Structural and magnetic asymmetry at the interfaces of MgO/FeCoB/MgO trilayer: Precise study under x-ray standing wave conditions

Magnetic tunnel junctions based on FeCoB as a magnetic electrode and MgO as a tunneling barrier gained much attention because of their applications in random access memories and magnetic sensors in disk drives. In this work, the structural and magnetic properties of the MgO/FeCoB/MgO trilayer have been studied precisely under x-ray standing wave (XSW) conditions, where XSW is generated through a high-density (Pt) waveguide structure.
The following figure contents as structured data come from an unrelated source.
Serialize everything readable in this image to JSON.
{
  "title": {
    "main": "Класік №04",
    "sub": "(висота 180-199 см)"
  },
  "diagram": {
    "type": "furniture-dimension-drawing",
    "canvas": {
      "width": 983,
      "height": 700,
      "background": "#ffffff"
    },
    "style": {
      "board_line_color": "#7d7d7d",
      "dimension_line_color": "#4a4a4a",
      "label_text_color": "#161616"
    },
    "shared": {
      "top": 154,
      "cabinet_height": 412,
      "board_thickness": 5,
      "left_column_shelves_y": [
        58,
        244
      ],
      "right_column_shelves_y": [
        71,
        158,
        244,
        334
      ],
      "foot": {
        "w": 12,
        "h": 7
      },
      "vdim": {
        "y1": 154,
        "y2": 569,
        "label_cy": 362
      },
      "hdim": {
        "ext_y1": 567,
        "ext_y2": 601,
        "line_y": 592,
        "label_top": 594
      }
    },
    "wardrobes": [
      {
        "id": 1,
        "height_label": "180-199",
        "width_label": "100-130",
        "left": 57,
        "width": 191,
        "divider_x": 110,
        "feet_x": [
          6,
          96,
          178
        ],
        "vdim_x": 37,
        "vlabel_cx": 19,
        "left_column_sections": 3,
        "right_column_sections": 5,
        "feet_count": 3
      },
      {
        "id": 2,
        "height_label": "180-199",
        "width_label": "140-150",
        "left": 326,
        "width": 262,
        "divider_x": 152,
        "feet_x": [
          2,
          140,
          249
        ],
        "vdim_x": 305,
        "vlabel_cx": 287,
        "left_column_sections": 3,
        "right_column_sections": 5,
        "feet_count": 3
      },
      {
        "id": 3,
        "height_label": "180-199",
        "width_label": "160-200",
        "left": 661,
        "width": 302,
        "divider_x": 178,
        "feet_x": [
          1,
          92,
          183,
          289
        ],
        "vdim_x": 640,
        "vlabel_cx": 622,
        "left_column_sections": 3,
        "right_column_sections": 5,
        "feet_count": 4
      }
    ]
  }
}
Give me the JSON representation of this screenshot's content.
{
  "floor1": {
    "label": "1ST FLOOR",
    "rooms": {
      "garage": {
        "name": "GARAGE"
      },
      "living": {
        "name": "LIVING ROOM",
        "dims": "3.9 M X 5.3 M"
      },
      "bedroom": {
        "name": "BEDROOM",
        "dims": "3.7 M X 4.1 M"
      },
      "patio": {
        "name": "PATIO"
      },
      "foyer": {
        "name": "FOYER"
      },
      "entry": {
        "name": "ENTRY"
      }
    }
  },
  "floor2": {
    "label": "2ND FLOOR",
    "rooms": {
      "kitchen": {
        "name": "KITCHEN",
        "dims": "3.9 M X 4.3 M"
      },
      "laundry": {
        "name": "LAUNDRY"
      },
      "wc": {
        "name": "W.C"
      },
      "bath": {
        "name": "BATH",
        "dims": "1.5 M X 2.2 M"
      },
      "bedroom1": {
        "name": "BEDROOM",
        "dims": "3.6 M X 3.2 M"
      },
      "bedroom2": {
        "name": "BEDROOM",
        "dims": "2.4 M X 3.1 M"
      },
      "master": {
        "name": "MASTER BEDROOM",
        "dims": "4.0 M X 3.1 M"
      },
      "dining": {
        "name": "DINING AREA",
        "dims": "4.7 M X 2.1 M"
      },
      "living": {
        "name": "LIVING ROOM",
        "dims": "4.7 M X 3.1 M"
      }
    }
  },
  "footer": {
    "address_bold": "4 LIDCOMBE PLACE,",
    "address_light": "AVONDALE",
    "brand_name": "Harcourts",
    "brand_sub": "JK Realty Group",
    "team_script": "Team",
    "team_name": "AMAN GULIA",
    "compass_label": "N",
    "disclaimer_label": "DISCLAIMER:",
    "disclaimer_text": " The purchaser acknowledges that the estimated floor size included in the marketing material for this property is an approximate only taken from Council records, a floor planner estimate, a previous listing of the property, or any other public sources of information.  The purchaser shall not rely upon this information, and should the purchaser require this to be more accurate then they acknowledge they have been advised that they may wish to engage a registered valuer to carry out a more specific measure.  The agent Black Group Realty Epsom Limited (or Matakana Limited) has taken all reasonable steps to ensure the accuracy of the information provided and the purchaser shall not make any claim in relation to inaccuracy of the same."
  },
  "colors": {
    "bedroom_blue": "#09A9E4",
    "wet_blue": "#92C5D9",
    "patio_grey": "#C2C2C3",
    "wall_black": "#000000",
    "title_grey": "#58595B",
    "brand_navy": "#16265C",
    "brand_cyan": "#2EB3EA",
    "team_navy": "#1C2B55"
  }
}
The combined x-ray scattering and fluorescence data obtained under XSW conditions revealed the formation of a high-density FeCoB layer at the MgO/FeCoB interface (FeCoB-on-MgO) in the as-deposited trilayer. Diffusion of B from the FeCoB layer into MgO is attributed to the formation of Fe- and Co-rich high-density layer (B-deficient FeCoB layer) at the interface. Angular-dependent magnetism of the trilayer structure revealed the presence of in-plane magnetic anisotropy (IMA), which disappeared with thermal annealing at a temperature of 450 °C. Stress in B-deficient FeCoB layer at the interface is attributed to the origin of IMA through magneto-elastic anisotropy energy minimization. The disappearance of anisotropy after annealing is mainly due to the removal of long-range stress and the formation of crystalline bcc-FeCo phase.